Выходит, они и вправду умнее?! Ни при чем тут мужской шовинизм?!

И она спросила:

– А равноправие?

– С этим беда, – весело ответила Малышева. – Причем именно на уровне конструкции, устройства.

Пока мы не поправим конструкцию в целом, они все равно будут умнее нас. Все гении – мужчины. Главное, про это и так было известно, а сейчас просто нашлось научное объяснение. Так что твой оператор все равно умнее тебя, по крайней мере, потому, что он мужчина.

Алина категорически не желала признавать, что Ники Беляев умнее ее.

– А вдруг я Мария Кюри и мой мозг тяжелее всех мужских мозгов, вместе взятых?

– Ну, это вряд ли, – безмятежно сказала Лена. – Судя по тому, как ты разошлась из-за Баширова и из-за этих посланий, ты как раз и есть типичная женщина.

Тобой управляет твой гормональный статус.

– Тьфу на тебя, Малышева.

– Но это научный факт. Мужчины гораздо более пригодны для творческой и всякой такой работы, чем женщины. Женщины пригодны для каких-то простых и объяснимых действий. Академик Серегин мне сказал, что для женщины самая подходящая работа – это, например, надзиратель в тюрьме. Всех построил, всем раздал задания, потом проверил их выполнение и выдал обед. Все.

Тут Алина заподозрила, что Малышева над ней смеется, но та не смеялась.

– Так что поговори с этим Беловым…

– Беляевым.

– Поговори с ним еще раз. Скорее всего, это правильно – вряд ли в программе сидят все сорок человек как раз в тот момент, когда ты получаешь эти гнусные послания. А из остальных вполне можно выбрать подходящего. Только ты обязательно с ним посоветуйся.

Из-за его лишних пятидесяти граммов.

– Ленка!

– И найми охранника.

– Не буду.

– Тогда попроси Ахмета. Пусть он тебе даст своего.
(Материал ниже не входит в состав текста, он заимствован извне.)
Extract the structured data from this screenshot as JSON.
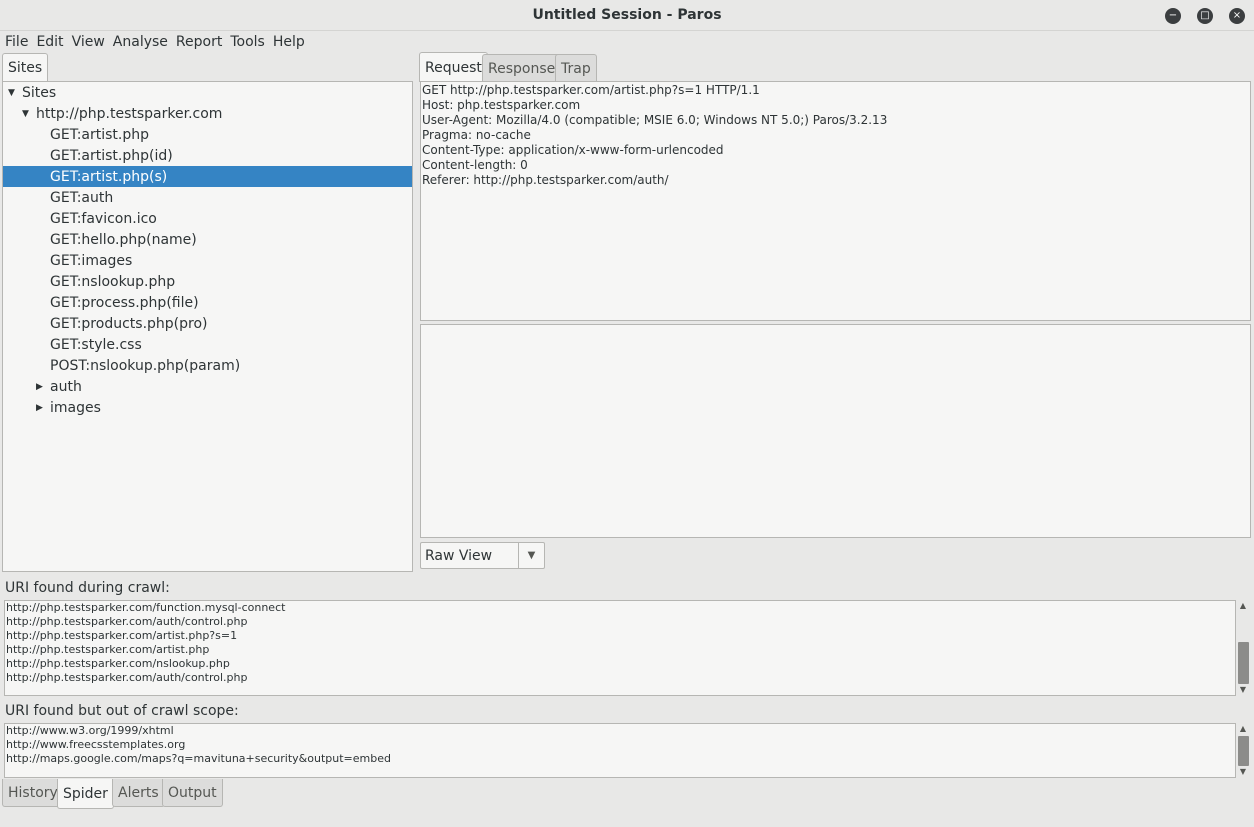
{
  "window": {
    "title": "Untitled Session - Paros",
    "minimize_glyph": "−",
    "maximize_glyph": "□",
    "close_glyph": "×"
  },
  "menu": [
    "File",
    "Edit",
    "View",
    "Analyse",
    "Report",
    "Tools",
    "Help"
  ],
  "sites_tab": "Sites",
  "tree": {
    "root": "Sites",
    "host": "http://php.testsparker.com",
    "items": [
      "GET:artist.php",
      "GET:artist.php(id)",
      "GET:artist.php(s)",
      "GET:auth",
      "GET:favicon.ico",
      "GET:hello.php(name)",
      "GET:images",
      "GET:nslookup.php",
      "GET:process.php(file)",
      "GET:products.php(pro)",
      "GET:style.css",
      "POST:nslookup.php(param)"
    ],
    "selected_index": 2,
    "folders": [
      "auth",
      "images"
    ],
    "expanded_glyph": "▼",
    "collapsed_glyph": "▶"
  },
  "right_tabs": [
    "Request",
    "Response",
    "Trap"
  ],
  "active_right_tab": "Request",
  "request_header_lines": [
    "GET http://php.testsparker.com/artist.php?s=1 HTTP/1.1",
    "Host: php.testsparker.com",
    "User-Agent: Mozilla/4.0 (compatible; MSIE 6.0; Windows NT 5.0;) Paros/3.2.13",
    "Pragma: no-cache",
    "Content-Type: application/x-www-form-urlencoded",
    "Content-length: 0",
    "Referer: http://php.testsparker.com/auth/"
  ],
  "request_body": "",
  "view_select": {
    "value": "Raw View",
    "arrow": "▼"
  },
  "spider": {
    "found_label": "URI found during crawl:",
    "found_uris": [
      "http://php.testsparker.com/function.mysql-connect",
      "http://php.testsparker.com/auth/control.php",
      "http://php.testsparker.com/artist.php?s=1",
      "http://php.testsparker.com/artist.php",
      "http://php.testsparker.com/nslookup.php",
      "http://php.testsparker.com/auth/control.php"
    ],
    "out_scope_label": "URI found but out of crawl scope:",
    "out_scope_uris": [
      "http://www.w3.org/1999/xhtml",
      "http://www.freecsstemplates.org",
      "http://maps.google.com/maps?q=mavituna+security&output=embed"
    ]
  },
  "scroll_glyphs": {
    "up": "▲",
    "down": "▼"
  },
  "bottom_tabs": [
    "History",
    "Spider",
    "Alerts",
    "Output"
  ],
  "active_bottom_tab": "Spider"
}
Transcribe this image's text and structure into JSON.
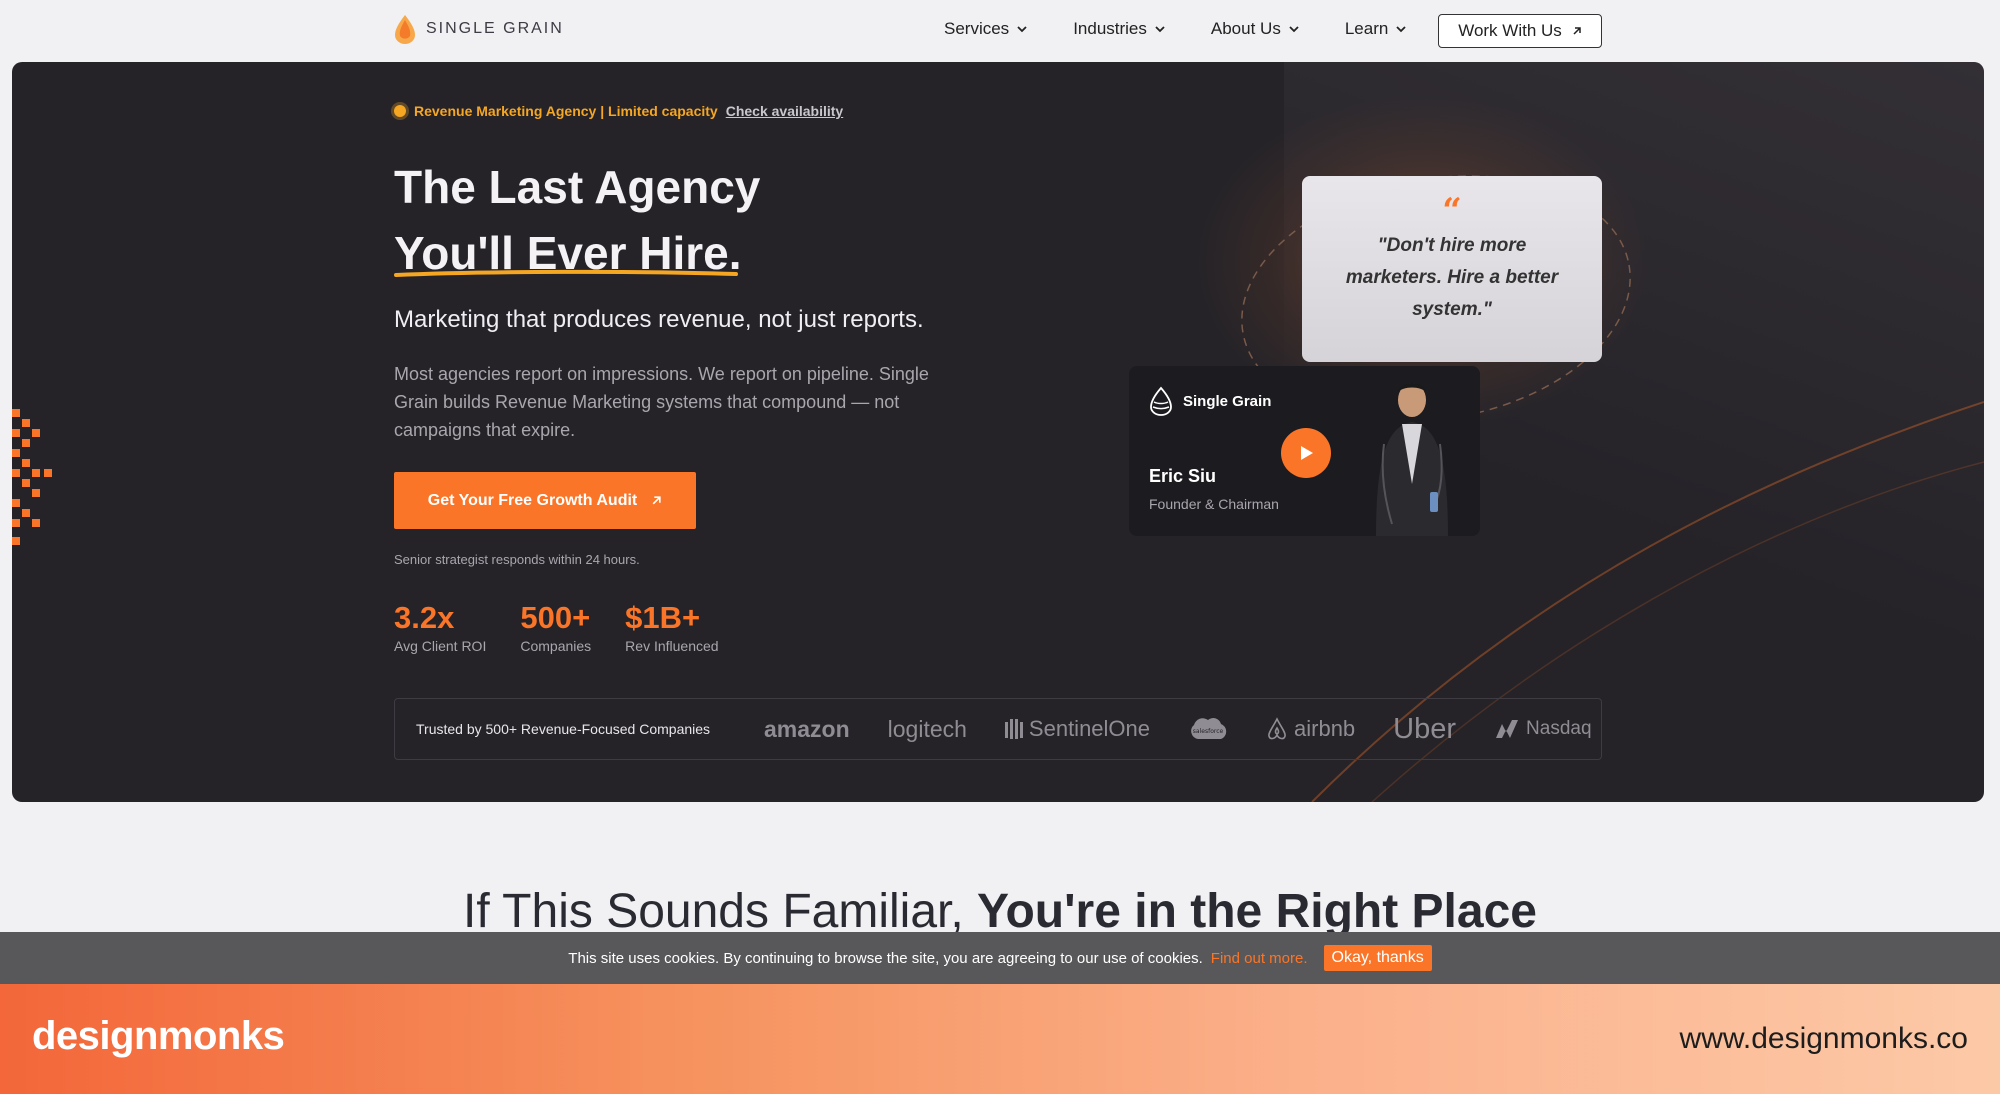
{
  "nav": {
    "logo_text": "SINGLE GRAIN",
    "menu": [
      {
        "label": "Services"
      },
      {
        "label": "Industries"
      },
      {
        "label": "About Us"
      },
      {
        "label": "Learn"
      }
    ],
    "cta_label": "Work With Us"
  },
  "hero": {
    "tag_text": "Revenue Marketing Agency | Limited capacity",
    "tag_link": "Check availability",
    "title_line1": "The Last Agency",
    "title_line2": "You'll Ever Hire.",
    "subtitle": "Marketing that produces revenue, not just reports.",
    "paragraph": "Most agencies report on impressions. We report on pipeline. Single Grain builds Revenue Marketing systems that compound — not campaigns that expire.",
    "cta_label": "Get Your Free Growth Audit",
    "note": "Senior strategist responds within 24 hours.",
    "stats": [
      {
        "value": "3.2x",
        "label": "Avg Client ROI"
      },
      {
        "value": "500+",
        "label": "Companies"
      },
      {
        "value": "$1B+",
        "label": "Rev Influenced"
      }
    ],
    "trusted_text": "Trusted by 500+ Revenue-Focused Companies",
    "brands": [
      "amazon",
      "logitech",
      "SentinelOne",
      "salesforce",
      "airbnb",
      "Uber",
      "Nasdaq"
    ],
    "quote": "\"Don't hire more marketers. Hire a better system.\"",
    "video": {
      "brand": "Single Grain",
      "name": "Eric Siu",
      "role": "Founder & Chairman"
    }
  },
  "section": {
    "heading_light": "If This Sounds Familiar, ",
    "heading_bold": "You're in the Right Place"
  },
  "cookie": {
    "text": "This site uses cookies. By continuing to browse the site, you are agreeing to our use of cookies.",
    "link": "Find out more.",
    "button": "Okay, thanks"
  },
  "footer": {
    "logo": "designmonks",
    "url": "www.designmonks.co"
  },
  "colors": {
    "accent": "#fa7527",
    "hero_bg": "#252328",
    "tag": "#f5a623"
  }
}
– Лен, я никогда и ни о чем не стану просить Баширова. Он просто мой друг и больше ничего. Он и его жена. Они прекрасная пара, и вообще все эти слухи…

– Наплевать на слухи, – перебила Малышева, – он просто тебе поможет, и все. И потом, он-то как раз в курсе, что ты с ним не спишь! В этом его преимущество перед всеми остальными людьми, если не считать лишних пятидесяти граммов.

Телефон, висевший на шее у Алины, издал пронзительный писк и осветился фиолетовым светом. Сообщение.

Алина нажала кнопку и прочитала. Послание было от редакторши.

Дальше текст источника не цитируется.